Deve ser visto como uma oportunidade não só para o futebol português e mundial como para as autoridades portuguesas. Porque ele pode ser um valiosíssimo auxílio na recuperação de capitais perdidos em evasão fiscal e em todo o tipo de criminalidade e da mesma maneira que as autoridades espanholas, alemãs, belgas, francesas estão a beneficiar da ajuda de Rui Pinto, as autoridades portuguesas, quer as tributárias quer as policiais e judiciais podem beneficiar da ajuda deste informático. E pelo que sei, é o que já está a acontecer porque depois de ter chegado a Portugal, Rui Pinto comprometeu-se em tribunal a ajudar as autoridades portuguesas. Portanto, ele pode ser uma grande oportunidade para que Portugal corrija muitos dos problemas de corrupção e de infiltração para ajudar a descortinar outro tipo de criminalidade, fiscal e não só, e no fundo para recuperar ativos.

A justiça portuguesa tem o desafio de ter de garantir a segurança de Rui Pinto. Além disso, considera que a nossa justiça tem, sobre si, os holofotes mundiais?

Não vimos já faixas em estádios de futebol por essa Europa fora a pedir que seja concedida proteção a Rui Pinto? Isso é sinal que muitas pessoas, também na área do futebol, querem verdade desportiva a integridade e está preocupada com o Rui Pinto. As autoridades judiciais de que falei há pouco (espanholas, alemãs, belgas, francesas) já estão a colaborar com Rui Pinto porque há interesse que este informático seja protegido. Portanto, a nossa justiça vai estar sob os holofotes, não só no tratamento que dá a Rui Pinto, se valorizam e aproveitam a presença de Rui Pinto em Portugal para esclarecer uma série de casos extremamente complicados de corrupção e de outro tipo de crimes como o branqueamento de capitais e evasão fiscal, sendo que alguns destes crimes têm a ver com a verdade desportiva. Portanto, quer a segurança de Rui Pinto, quer o tratamento que as autoridades portuguesas vão dar à informação que este informático possa ter, tudo isso vai estar sob escrutínio internacional. Num debate recente no Parlamento Europeu sobre um relatório que aprovámos sobre o combate aos crimes fiscais, entre outros, a Comissária Europa para a Justiça, Věra Jourová (responsável pelo combate contra o branqueamento de capitais e financiamento do terrorismo) enalteceu o papel dos denunciantes e disse como é fundamental a sua proteção. Na resposta a esta intervenção, até chamei a atenção para a importância de que a Comissão Europeia siga com atenção o caso de Rui Pinto. Neste relatório até existe o pedido de constituição de um fundo europeu para proteção dos denunciantes porque está evidenciado o valor de denunciantes como o Rui Pinto, até porque boa parte dos esquemas criminais que temos incluem fundos europeus. Espero que Rui Pinto não tenha o final infeliz que tiveram outros denunciantes e que se reconheça o extraordinário trabalho e interesse público daquilo que ele pode revelar.

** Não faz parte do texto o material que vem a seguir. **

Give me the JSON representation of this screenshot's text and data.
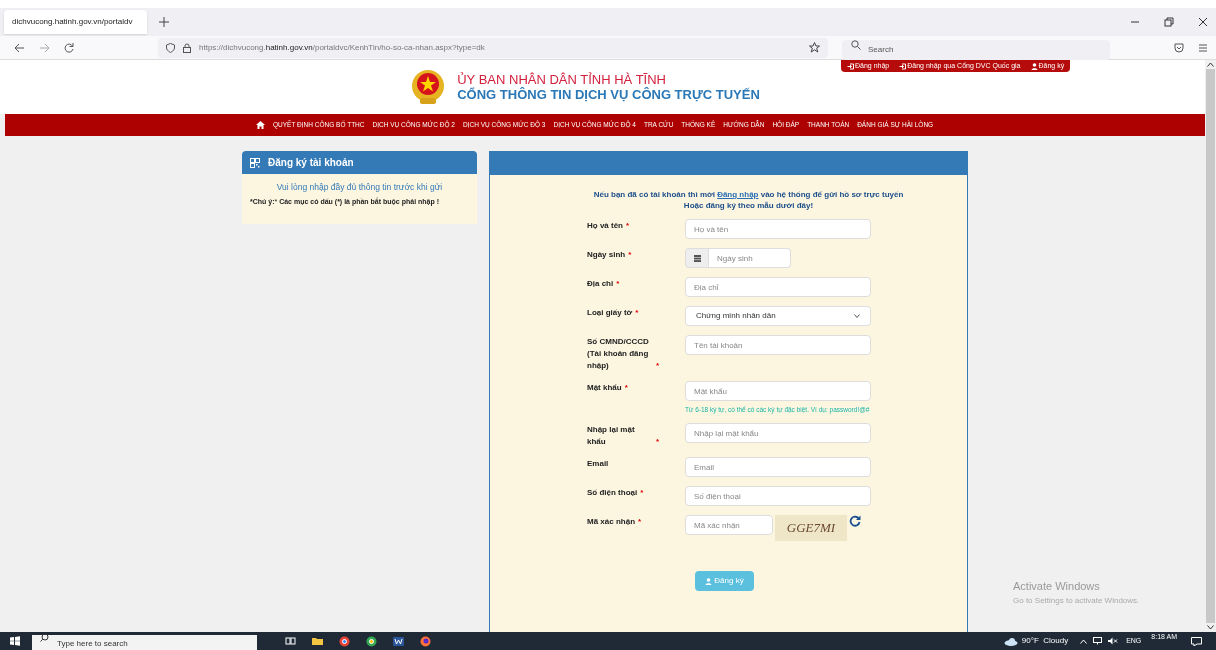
{
  "browser": {
    "tab": {
      "title": "dichvucong.hatinh.gov.vn/portaldv",
      "selected": true
    },
    "address": {
      "prefix": "https://dichvucong.",
      "domain": "hatinh.gov.vn",
      "path": "/portaldvc/KenhTin/ho-so-ca-nhan.aspx?type=dk"
    },
    "search": {
      "placeholder": "Search"
    }
  },
  "top_links": [
    {
      "label": "Đăng nhập",
      "kind": "login"
    },
    {
      "label": "Đăng nhập qua Cổng DVC Quốc gia",
      "kind": "login"
    },
    {
      "label": "Đăng ký",
      "kind": "user"
    }
  ],
  "header": {
    "title": "ỦY BAN NHÂN DÂN TỈNH HÀ TĨNH",
    "subtitle": "CỔNG THÔNG TIN DỊCH VỤ CÔNG TRỰC TUYẾN"
  },
  "menu": [
    "QUYẾT ĐỊNH CÔNG BỐ TTHC",
    "DỊCH VỤ CÔNG MỨC ĐỘ 2",
    "DỊCH VỤ CÔNG MỨC ĐỘ 3",
    "DỊCH VỤ CÔNG MỨC ĐỘ 4",
    "TRA CỨU",
    "THỐNG KÊ",
    "HƯỚNG DẪN",
    "HỎI ĐÁP",
    "THANH TOÁN",
    "ĐÁNH GIÁ SỰ HÀI LÒNG"
  ],
  "side_panel": {
    "title": "Đăng ký tài khoản",
    "message": "Vui lòng nhập đầy đủ thông tin trước khi gửi",
    "note": "***Chú ý:*** **Các mục có dấu (*) là phần bắt buộc phải nhập !**"
  },
  "form": {
    "intro": "Nếu bạn đã có tài khoản thì mời",
    "intro_link": "Đăng nhập",
    "intro_rest": "vào hệ thống để gửi hồ sơ trực tuyến",
    "intro_line2": "Hoặc đăng ký theo mẫu dưới đây!",
    "fields": [
      {
        "label": "Họ và tên",
        "required": true,
        "kind": "text",
        "placeholder": "Họ và tên"
      },
      {
        "label": "Ngày sinh",
        "required": true,
        "kind": "date",
        "placeholder": "Ngày sinh"
      },
      {
        "label": "Địa chỉ",
        "required": true,
        "kind": "text",
        "placeholder": "Địa chỉ"
      },
      {
        "label": "Loại giấy tờ",
        "required": true,
        "kind": "select",
        "value": "Chứng minh nhân dân"
      },
      {
        "label": "Số CMND/CCCD (Tài khoản đăng nhập)",
        "required": true,
        "kind": "text",
        "placeholder": "Tên tài khoản"
      },
      {
        "label": "Mật khẩu",
        "required": true,
        "kind": "text",
        "placeholder": "Mật khẩu",
        "hint": "Từ 6-18 ký tự, có thể có các ký tự đặc biệt. Ví dụ: password!@#"
      },
      {
        "label": "Nhập lại mật khẩu",
        "required": true,
        "kind": "text",
        "placeholder": "Nhập lại mật khẩu"
      },
      {
        "label": "Email",
        "required": false,
        "kind": "text",
        "placeholder": "Email"
      },
      {
        "label": "Số điện thoại",
        "required": true,
        "kind": "text",
        "placeholder": "Số điện thoại"
      },
      {
        "label": "Mã xác nhận",
        "required": true,
        "kind": "captcha",
        "placeholder": "Mã xác nhận",
        "captcha": "GGE7MI"
      }
    ],
    "required_mark": "*",
    "submit": "Đăng ký"
  },
  "activation": {
    "title": "Activate Windows",
    "text": "Go to Settings to activate Windows."
  },
  "taskbar": {
    "search_placeholder": "Type here to search",
    "weather": "90°F  Cloudy",
    "language": "ENG",
    "time": "8:18 AM"
  }
}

A justiça portuguesa tem estado à altura sobretudo nos casos em que está envolvido o futebol português?

Não, considero que a justiça portuguesa tem estado muito atrás e muito abaixo daquilo que seria exigível num Estado democrático e sobretudo em comparação com o que têm feito os aparelhos de justiça noutros países e até as próprias autoridades tributárias. Por exemplo, as investigações que as autoridades espanholas, alemãs, belgas, francesas têm aproveitado a informação de Rui Pinto mostram uma proatividade que não vimos até hoje nas autoridades portuguesas, fiscais ou outras. Quanto à justiça em si, nesse caso ‘e-toupeira’ verificamos que os arguidos que vão a julgamento já não incluem algumas personalidades que deviam ter sido constituídos arguidos se a justiça fosse coerente e consequente com aquilo que ela própria descobriu. Se a justiça portuguesa constitui arguido um indivíduo que é suposto ser o ‘braço direito’ do chefe de um clube, que era um assessor jurídico e que tinha contactos com indivíduos infiltrados no sistema de justiça, ou com possibilidade de se infiltrarem no sistema informático obviamente para descobrir e impedir investigações, isto é altamente grave. E já nem falo de outros casos envolvendo a corrupção de magistrados, como o caso Rangel, onde a justiça não tem feito aquilo que era elementar fazer. Sabemos que a justiça é lenta mas no nosso país, dá a sensação que há muitas infiltrações promíscuas no próprio sistema de justiça que explicam por exemplo a história de um funcionário judicial usar passwords de outros funcionários judiciais para aceder a processos que eram do interesse de determinadas figuras dos clubes de futebol ou a história da captura de magistrados que explicam que a justiça tinha de atuar de forma muito mais incisiva e exemplar, exatamente para não continuar a impunidade. A sensação de impunidade explica o pântano que estamos a viver, não só no futebol, como nos negócios e até mesmo na política. Existem organizações criminosas, autênticas máfias e isso acontece em Portugal e não só.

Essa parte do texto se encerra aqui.